Scientists from Brown University and the Marine Biological Laboratory have shown that the peak in forest greenness as captured by digital pictures does not necessarily correspond to direct measures of peak chlorophyll content in leaves, which is an indicator of photosynthesis. The study, which focused on a forest on Martha's Vineyard, has significant implications for how scientists use digital photos to study forest canopies.
The work was led by Xi Yang, a graduate student at Brown and MBL and is published online in the Journal of Geophysical Research: Biogeosciences.
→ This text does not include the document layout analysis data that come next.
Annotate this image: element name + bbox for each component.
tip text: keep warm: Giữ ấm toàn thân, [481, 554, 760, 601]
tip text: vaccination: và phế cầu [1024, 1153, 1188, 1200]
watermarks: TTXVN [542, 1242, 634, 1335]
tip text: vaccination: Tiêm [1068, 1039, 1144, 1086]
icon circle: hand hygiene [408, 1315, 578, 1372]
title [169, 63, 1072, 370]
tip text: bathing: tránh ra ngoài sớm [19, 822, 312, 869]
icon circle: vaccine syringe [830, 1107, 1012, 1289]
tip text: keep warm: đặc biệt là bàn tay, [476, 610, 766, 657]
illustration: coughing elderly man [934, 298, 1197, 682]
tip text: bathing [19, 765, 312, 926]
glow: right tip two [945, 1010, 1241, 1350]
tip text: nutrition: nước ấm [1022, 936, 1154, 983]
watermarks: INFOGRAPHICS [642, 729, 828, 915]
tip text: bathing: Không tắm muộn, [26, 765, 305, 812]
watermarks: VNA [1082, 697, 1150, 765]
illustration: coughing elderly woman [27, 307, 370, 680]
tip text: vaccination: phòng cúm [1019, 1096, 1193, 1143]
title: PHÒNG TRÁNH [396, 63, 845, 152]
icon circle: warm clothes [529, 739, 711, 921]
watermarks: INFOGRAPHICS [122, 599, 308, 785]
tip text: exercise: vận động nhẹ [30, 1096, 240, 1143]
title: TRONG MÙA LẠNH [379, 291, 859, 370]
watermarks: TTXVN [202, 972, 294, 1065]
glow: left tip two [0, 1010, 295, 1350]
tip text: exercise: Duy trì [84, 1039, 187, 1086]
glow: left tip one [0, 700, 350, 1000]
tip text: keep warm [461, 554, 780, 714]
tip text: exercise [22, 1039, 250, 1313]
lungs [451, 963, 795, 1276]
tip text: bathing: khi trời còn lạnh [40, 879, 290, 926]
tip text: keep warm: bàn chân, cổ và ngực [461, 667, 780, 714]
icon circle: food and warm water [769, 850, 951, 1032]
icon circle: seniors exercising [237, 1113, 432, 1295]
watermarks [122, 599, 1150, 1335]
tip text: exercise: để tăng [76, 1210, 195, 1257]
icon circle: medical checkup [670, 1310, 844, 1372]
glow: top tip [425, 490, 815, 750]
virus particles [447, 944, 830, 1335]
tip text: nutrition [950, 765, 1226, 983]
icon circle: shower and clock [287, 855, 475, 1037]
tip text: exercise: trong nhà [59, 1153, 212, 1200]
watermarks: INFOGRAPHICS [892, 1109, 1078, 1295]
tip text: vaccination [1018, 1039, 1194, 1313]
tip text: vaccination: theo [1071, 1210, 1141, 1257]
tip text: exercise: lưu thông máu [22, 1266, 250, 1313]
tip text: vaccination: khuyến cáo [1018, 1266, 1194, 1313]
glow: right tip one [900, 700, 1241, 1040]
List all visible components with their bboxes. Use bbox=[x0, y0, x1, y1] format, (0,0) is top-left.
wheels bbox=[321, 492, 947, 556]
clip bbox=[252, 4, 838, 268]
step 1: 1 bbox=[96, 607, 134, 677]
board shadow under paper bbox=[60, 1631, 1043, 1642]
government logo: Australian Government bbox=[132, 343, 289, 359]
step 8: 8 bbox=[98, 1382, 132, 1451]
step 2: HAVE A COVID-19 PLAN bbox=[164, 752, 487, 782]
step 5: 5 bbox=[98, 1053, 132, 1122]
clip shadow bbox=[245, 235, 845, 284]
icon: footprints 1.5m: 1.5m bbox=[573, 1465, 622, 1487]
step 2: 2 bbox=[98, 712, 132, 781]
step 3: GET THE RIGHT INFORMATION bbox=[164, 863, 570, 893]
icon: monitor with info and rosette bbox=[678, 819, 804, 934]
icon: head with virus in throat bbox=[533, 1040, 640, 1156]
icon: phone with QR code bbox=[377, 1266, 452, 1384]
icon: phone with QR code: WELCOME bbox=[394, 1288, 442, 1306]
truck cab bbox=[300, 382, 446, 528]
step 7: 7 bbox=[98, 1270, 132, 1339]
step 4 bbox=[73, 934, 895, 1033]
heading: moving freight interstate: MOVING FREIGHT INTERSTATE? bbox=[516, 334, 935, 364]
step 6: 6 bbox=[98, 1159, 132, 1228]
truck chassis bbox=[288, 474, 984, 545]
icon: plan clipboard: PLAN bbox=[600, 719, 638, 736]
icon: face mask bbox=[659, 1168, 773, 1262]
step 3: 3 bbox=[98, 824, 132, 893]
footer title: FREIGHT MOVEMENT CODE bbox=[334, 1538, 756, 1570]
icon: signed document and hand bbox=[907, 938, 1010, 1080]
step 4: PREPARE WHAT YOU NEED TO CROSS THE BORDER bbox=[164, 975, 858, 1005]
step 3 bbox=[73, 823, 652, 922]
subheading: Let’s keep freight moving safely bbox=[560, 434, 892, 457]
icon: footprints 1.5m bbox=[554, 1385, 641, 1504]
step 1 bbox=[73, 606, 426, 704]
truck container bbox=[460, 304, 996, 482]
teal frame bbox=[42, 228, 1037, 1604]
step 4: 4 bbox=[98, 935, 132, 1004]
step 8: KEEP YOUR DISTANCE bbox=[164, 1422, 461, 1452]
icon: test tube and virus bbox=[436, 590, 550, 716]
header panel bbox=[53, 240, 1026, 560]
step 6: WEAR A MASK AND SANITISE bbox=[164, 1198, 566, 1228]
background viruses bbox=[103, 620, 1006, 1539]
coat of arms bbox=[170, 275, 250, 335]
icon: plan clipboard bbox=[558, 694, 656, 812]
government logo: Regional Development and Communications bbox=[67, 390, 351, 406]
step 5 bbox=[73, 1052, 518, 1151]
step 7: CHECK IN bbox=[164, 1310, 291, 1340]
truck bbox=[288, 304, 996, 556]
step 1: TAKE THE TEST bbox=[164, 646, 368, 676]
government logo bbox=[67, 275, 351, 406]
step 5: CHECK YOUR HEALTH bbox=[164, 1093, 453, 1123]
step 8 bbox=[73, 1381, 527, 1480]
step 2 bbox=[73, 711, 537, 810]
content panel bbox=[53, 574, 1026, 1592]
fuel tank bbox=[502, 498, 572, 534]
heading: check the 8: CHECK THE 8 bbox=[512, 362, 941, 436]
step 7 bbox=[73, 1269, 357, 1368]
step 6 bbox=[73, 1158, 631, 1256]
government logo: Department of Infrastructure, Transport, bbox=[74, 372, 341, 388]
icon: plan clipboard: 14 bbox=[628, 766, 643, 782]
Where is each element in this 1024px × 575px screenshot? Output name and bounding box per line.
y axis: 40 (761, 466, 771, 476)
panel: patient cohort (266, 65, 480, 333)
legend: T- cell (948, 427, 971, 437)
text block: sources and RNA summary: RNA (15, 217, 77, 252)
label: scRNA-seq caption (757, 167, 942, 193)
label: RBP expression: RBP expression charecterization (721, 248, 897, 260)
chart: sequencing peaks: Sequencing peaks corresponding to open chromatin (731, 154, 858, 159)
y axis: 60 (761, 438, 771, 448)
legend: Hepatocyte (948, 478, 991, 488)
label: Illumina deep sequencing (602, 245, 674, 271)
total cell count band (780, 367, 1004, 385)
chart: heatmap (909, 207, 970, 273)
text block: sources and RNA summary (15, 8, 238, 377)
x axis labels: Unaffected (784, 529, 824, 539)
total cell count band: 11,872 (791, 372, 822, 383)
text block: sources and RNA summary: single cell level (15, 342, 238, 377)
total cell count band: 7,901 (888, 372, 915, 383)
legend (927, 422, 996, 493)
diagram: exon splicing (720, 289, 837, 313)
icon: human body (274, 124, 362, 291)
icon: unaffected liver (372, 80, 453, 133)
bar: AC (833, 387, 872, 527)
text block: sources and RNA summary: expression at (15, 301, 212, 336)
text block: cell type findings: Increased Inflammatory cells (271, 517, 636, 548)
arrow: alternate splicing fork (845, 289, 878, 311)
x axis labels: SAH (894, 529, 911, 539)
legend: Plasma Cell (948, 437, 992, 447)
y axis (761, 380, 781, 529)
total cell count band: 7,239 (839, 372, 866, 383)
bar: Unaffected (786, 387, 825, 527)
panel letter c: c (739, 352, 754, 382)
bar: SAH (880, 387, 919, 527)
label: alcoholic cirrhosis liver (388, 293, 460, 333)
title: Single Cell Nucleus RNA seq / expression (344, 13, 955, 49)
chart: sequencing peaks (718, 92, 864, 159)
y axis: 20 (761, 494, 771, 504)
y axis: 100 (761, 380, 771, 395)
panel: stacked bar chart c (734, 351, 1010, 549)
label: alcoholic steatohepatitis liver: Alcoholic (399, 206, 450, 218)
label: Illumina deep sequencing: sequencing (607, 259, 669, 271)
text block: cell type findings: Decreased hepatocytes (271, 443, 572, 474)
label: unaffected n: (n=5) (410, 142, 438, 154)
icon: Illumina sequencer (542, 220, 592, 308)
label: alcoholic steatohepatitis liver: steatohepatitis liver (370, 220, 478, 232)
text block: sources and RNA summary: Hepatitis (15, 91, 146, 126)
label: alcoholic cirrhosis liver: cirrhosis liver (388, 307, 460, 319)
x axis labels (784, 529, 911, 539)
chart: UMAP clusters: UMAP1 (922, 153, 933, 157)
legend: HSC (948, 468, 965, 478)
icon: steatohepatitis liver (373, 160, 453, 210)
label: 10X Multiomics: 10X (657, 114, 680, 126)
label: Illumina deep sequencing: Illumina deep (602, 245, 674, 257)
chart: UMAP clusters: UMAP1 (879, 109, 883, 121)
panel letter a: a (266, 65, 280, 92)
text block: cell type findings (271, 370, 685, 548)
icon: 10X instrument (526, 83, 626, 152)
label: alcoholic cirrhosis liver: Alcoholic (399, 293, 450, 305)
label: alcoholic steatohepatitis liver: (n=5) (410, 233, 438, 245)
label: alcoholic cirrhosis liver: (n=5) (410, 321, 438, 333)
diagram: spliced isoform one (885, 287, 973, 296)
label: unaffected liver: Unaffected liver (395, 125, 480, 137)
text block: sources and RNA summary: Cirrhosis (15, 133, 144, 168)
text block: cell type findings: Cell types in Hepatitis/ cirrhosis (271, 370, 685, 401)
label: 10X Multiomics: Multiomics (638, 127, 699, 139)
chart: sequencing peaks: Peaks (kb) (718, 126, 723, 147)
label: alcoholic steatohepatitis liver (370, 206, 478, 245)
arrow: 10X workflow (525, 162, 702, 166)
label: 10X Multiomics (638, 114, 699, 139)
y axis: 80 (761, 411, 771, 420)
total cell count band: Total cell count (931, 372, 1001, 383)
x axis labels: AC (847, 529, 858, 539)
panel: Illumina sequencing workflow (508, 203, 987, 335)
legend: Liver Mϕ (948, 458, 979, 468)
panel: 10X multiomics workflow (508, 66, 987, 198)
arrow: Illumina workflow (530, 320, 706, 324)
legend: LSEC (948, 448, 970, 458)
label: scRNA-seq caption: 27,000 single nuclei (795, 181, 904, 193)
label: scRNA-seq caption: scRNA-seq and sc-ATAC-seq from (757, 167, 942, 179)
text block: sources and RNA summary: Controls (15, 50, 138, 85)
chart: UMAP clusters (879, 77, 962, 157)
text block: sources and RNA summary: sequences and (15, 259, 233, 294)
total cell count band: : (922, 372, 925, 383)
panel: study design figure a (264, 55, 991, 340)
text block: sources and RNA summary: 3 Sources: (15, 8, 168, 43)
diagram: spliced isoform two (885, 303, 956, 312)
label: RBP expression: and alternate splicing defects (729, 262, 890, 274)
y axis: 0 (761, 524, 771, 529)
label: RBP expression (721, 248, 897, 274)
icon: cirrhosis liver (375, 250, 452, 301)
The use of digital photography to study how forests change has increased in recent years. The technology provides an inexpensive way to monitor forest change closely over time, an approach that isn't labor-intensive. Cameras can be set up, programmed to take pictures at certain intervals, and then left to do their thing for long periods. This type of research has produced significant findings in recent years. Researchers are currently using networks of cameras around the country to monitor the timing of when leaves sprout in the spring and drop in the fall. Both events are expected to be sensitive to climate change.
Using cameras to see when leaves sprout and when they fall off is one thing, but Yang and his colleagues wanted to see how well photos could capture what happens in between. Could cameras be used to tell when leaves reach peak photosynthesis in the summer or when photosynthesis slows in the fall?
"The key question we want to address is our study here is what can the camera tell us about the function of the plants," Yang said.
To find out, Yang placed a camera on a 50-foot tower above the canopy of the Manuel F. Correllus State Forest on Martha's Vineyard, Mass. The camera took photos every hour between 10 a.m. and 3 p.m. each day from April to November 2011. During that same period, Yang and his colleagues took weekly leaf samples from the forest and tested them in the lab. In spring, they measured levels of chlorophyll, the molecule that helps leaves photosynthesize—turn light into energy—and gives them their green color. In the fall, they looked for the pigments that cause leaves to turn red.
Using careful color analysis, Yang and his colleagues found that the photos reached their peak greenness around June 9. The lab tests, however, showed that chlorophyll measurements didn't peak until 20 days later.
"That means that if you want to use the greenness from the camera as an indicator of plant function in the spring, you might be wrong because they do not match very well," Yang said. "This is a warning for future study."
The implications are most significant for the studying how forests regulate the amount of carbon dioxide in the atmosphere, Yang says. Plants absorb carbon dioxide as they photosynthesize, and absorption peaks when photosynthesis does. Knowing the timing of the peak can be important for accurate measurements. "If you don't get it right," Yang says, "you might miss a lot of the carbon absorption."
The news wasn't all bad for the cameras, however. The study showed that peak leaf senescence—the increase in red pigments in the fall—was captured quite well by the cameras. The timing of peak redness in the camera data matched peak of red pigment found in the lab studies. That's important for researchers to know, but could also be useful for tourism officials in places like Vermont, where leaf peepers plan trips to take in the fall colors. The researchers also compared their ground-based photos with color data from a satellite looking at the same forest over the same period of time. Those data matched fairly well. That suggests that cameras are a good way to validate data from satellites.
"This is really exciting because we can now take a simple measure of color, tie it quantitatively to plant seasonal activity, and ultimately link this to satellite observations where we think changes in plant cycles due to climate change are being expressed on a global scale," said Jack Mustard, professor of geological sciences at Brown. Mustard and Jianwu Tang at MBL are Yang's Ph.D. advisers and authors on the paper.
Yang expects cameras will continue to play a significant role in climate and forest research. But in light of these findings, researchers need to use a bit of caution.
"If you want to use cameras for the study of plant function," Yang said, "you want to be careful, especially in the spring."